«Il parle de la volupté de voir mourir des hommes. La fameuse marquise de Brinvilliers déshabillait ses victimes et se délectait aux sursauts et aux contorsions des corps nus de ces malheureux.»
Durant tout le temps que dura cette lecture, durant plusieurs mois, je ne songeai pas une seule fois à faire ce que j'avais fait avec Marguerite et avec Roudolphine. Il me fallait beaucoup de temps pour lire dix volumes de trois cents pages, d'autant plus que je ne pouvais pas consacrer tous mes loisirs à la lecture; je devais étudier de nouvelles partitions; tous les jours, il y avait des répétitions ou des représentations; je recevais et rendais beaucoup de visites; j'étais invitée à des bals, à des soirées, à des parties de plaisir à la campagne, etc., etc. En outre, je ne savais pas assez bien le français pour comprendre exactement ce que de Sade écrivait, beaucoup de mots m'échappaient, qui n'étaient dans aucun vocabulaire.
Ainsi, je passai deux ans, vivant aussi chastement que sainte Madeleine, qui a eu également une jeunesse assez agitée et orageuse.
Vers la fin de la deuxième année, je reçus beaucoup d'offres d'engagement de différents théâtres de l'Allemagne, de l'Autriche et de la Hongrie. J'avais de la peine à me décider, quand arriva M. R..., alors intendant des théâtres de Budapest. Il venait expressément à Francfort pour me faire ses propositions oralement.
Deux messieurs l'accompagnaient: un riche propriétaire foncier, le baron Félix de O..., grand dilettante de musique, un homme très aimable, très beau et très riche. Il me fit la cour immédiatement et me promit un revenu beaucoup plus considérable que celui de l'intendant théâtral. En acceptant, je me serais déshonorée à mes propres yeux. Il me répugnait de vendre mes faveurs à Mammon; aussi je refusai ses offres.
L'autre monsieur était le neveu de l'intendant, un jeune homme d'à peine dix-neuf ans, joli, timide, honteux comme un petit paysan. C'est à peine s'il osait me regarder, et quand je lui parlais, il rougissait comme une pivoine.

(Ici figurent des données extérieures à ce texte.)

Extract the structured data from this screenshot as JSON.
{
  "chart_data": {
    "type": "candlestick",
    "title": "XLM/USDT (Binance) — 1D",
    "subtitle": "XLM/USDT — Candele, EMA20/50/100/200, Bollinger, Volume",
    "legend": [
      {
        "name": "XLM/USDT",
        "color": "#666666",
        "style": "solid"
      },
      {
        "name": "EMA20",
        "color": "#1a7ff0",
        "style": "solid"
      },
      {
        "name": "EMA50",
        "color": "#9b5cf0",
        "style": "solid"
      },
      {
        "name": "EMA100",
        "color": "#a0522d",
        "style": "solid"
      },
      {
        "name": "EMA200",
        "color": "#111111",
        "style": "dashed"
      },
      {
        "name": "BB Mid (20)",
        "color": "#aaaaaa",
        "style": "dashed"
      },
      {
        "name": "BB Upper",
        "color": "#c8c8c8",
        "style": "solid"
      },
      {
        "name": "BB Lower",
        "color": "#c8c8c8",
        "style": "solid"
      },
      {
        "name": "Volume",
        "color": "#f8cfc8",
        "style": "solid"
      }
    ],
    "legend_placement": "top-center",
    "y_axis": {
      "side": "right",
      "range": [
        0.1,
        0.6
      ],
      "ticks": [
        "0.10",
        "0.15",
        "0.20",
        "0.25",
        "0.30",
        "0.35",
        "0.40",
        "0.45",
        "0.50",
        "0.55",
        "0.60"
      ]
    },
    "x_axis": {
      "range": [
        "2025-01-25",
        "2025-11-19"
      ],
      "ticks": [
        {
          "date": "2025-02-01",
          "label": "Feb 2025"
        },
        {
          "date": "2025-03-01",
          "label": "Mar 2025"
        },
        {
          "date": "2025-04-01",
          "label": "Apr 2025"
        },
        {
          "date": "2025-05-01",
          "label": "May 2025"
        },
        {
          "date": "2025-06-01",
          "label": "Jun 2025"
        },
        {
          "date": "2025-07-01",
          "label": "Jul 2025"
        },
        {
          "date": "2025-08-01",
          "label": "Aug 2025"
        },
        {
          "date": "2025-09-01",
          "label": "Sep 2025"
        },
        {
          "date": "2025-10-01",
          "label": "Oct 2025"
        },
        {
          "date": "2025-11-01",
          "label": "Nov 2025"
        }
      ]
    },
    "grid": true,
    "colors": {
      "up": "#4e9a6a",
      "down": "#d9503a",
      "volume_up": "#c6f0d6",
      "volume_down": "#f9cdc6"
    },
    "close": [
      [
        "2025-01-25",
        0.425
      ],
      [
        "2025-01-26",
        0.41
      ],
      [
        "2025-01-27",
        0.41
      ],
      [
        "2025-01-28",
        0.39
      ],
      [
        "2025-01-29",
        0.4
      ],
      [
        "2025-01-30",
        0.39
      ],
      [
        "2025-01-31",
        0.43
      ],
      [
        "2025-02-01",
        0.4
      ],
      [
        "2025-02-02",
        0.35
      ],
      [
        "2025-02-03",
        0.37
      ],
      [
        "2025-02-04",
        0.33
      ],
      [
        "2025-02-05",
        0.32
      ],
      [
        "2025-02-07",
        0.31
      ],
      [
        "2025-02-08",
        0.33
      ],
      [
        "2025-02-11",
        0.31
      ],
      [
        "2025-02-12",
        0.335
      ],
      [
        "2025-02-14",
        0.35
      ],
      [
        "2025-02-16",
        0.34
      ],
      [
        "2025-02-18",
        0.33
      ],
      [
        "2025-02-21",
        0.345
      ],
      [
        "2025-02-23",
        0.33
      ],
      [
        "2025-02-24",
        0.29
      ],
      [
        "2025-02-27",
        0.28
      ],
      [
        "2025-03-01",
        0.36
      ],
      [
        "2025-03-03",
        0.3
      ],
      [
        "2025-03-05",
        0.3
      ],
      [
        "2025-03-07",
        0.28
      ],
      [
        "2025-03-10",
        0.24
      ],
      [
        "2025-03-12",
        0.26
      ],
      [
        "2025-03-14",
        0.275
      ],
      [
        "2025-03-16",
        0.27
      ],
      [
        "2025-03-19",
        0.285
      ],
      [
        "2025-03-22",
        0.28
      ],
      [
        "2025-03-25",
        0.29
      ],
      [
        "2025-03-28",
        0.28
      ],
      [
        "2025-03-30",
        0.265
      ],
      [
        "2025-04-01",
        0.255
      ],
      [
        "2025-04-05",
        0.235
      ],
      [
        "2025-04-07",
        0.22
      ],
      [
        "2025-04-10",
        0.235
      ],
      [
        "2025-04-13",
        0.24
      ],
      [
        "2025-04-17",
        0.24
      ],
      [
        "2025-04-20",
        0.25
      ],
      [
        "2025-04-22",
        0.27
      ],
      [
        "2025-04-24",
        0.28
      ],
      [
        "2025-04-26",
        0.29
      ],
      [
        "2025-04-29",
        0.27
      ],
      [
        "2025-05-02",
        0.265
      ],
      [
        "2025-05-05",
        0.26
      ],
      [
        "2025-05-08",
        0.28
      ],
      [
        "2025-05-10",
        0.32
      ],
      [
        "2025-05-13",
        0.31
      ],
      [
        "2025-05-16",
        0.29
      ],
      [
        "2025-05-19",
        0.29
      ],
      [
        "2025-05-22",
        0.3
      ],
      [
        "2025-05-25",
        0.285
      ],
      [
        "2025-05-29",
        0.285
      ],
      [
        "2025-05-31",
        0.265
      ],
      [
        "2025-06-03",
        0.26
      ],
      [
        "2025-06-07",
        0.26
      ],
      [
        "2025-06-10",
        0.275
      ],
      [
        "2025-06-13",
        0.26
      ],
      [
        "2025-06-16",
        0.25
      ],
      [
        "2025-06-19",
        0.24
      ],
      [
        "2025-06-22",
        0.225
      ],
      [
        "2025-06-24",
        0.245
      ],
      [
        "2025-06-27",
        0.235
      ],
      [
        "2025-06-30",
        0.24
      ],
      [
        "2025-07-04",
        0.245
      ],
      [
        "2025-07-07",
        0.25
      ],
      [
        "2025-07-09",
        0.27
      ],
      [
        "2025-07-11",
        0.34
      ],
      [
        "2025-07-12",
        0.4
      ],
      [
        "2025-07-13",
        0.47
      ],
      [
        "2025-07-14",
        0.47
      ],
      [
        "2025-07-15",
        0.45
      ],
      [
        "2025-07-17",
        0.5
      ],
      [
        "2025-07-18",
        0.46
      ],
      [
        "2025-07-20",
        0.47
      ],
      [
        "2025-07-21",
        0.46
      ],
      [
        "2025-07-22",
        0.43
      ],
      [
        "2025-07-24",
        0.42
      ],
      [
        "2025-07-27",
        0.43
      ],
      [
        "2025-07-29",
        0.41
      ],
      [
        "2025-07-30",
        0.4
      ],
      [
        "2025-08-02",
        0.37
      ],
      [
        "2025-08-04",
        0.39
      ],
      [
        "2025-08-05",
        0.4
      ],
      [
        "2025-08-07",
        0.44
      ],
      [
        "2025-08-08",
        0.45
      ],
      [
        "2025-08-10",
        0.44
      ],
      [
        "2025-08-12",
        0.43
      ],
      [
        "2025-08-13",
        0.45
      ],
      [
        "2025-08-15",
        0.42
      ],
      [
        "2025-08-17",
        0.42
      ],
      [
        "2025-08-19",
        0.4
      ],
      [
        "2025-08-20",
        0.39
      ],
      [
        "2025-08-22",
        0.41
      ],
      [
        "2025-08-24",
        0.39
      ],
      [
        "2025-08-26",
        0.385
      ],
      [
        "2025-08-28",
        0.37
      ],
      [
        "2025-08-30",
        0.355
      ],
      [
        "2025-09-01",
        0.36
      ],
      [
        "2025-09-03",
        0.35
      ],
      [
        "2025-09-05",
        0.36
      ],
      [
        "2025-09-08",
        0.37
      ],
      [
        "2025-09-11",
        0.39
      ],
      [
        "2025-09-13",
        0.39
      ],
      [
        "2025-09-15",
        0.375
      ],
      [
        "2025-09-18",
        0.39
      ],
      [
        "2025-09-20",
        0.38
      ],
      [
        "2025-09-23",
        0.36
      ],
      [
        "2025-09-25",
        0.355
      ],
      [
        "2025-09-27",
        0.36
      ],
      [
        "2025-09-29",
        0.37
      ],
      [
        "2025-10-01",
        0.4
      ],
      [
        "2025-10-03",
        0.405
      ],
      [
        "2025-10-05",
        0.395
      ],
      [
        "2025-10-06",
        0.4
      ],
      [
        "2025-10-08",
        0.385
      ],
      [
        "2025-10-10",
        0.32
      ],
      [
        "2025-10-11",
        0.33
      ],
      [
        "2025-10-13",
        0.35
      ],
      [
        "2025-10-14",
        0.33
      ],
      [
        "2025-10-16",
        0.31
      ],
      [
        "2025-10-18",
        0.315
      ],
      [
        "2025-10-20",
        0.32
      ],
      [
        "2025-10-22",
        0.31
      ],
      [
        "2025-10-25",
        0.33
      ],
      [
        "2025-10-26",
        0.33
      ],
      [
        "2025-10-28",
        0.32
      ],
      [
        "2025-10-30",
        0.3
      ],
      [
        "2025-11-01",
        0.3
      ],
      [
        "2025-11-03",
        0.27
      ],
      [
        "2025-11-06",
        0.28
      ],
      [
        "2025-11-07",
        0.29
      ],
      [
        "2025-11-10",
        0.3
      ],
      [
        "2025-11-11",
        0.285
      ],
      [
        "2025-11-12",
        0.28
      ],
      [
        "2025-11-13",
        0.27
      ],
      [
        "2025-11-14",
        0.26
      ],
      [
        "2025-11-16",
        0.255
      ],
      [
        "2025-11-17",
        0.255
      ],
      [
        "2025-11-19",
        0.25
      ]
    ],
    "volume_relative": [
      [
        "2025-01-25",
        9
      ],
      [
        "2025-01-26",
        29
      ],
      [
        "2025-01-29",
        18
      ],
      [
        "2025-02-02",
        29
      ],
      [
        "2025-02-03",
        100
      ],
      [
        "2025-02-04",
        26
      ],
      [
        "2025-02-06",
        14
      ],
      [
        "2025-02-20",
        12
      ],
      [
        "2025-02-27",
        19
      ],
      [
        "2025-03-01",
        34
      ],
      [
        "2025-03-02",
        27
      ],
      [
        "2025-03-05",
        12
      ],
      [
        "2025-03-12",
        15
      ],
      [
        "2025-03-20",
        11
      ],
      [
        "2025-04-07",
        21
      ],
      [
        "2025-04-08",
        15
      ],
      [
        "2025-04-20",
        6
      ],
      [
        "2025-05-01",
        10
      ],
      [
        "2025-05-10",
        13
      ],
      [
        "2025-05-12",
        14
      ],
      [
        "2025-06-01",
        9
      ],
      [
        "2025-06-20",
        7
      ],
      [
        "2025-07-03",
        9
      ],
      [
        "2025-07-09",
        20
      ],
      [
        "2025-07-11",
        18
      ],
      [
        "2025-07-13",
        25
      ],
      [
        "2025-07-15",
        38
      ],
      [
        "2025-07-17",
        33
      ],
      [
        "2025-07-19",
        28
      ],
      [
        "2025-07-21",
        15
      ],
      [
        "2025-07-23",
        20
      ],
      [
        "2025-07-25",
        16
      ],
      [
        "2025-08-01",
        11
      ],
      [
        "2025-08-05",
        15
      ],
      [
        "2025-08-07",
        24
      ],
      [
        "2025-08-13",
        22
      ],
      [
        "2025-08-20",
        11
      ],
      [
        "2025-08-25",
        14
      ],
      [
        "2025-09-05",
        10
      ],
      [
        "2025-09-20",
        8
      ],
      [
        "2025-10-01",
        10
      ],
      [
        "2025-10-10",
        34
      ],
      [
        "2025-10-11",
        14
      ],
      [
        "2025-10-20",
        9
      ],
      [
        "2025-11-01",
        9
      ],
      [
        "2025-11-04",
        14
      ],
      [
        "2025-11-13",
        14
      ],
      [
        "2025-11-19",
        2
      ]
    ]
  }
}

Le baron de O... en disait beaucoup de bien, que c'était un génie et qu'il jouerait un grand rôle dans sa patrie. Vraiment, cela valait la peine de recevoir les prémices d'un tel jeune homme. Si un puceau ignora jamais la théorie et la pratique des doux secrets de Cythère, c'était bien le jeune Arpard de H..., fils de la sœur de l'intendant hongrois.
Ces messieurs ne restèrent que deux jours à Francfort; ils allaient à Londres et à Paris pour acquérir quelques opéras à la mode.
M. de R... me pressait d'accepter; le baron de O... joignait ses prières à celles de l'intendant, et je lisais dans les yeux d'Arpard de ne point refuser. Ce regard me décida et j'acceptai. L'intendant sortit aussitôt un contrat, fait en double, de sa poche; il me lut le tout et je donnai ma signature.
Je prenais l'engagement de jouer à Budapest aussitôt que mon contrat francfortois serait périmé. On m'autorisait cependant à donner six représentations de gala à Vienne. Je débutais justement à la morte saison.
Le provisorium régnait alors en Hongrie; il n'y avait pas encore de Diète de l'Empire, bien qu'on parlât d'en convoquer une pour l'année suivante.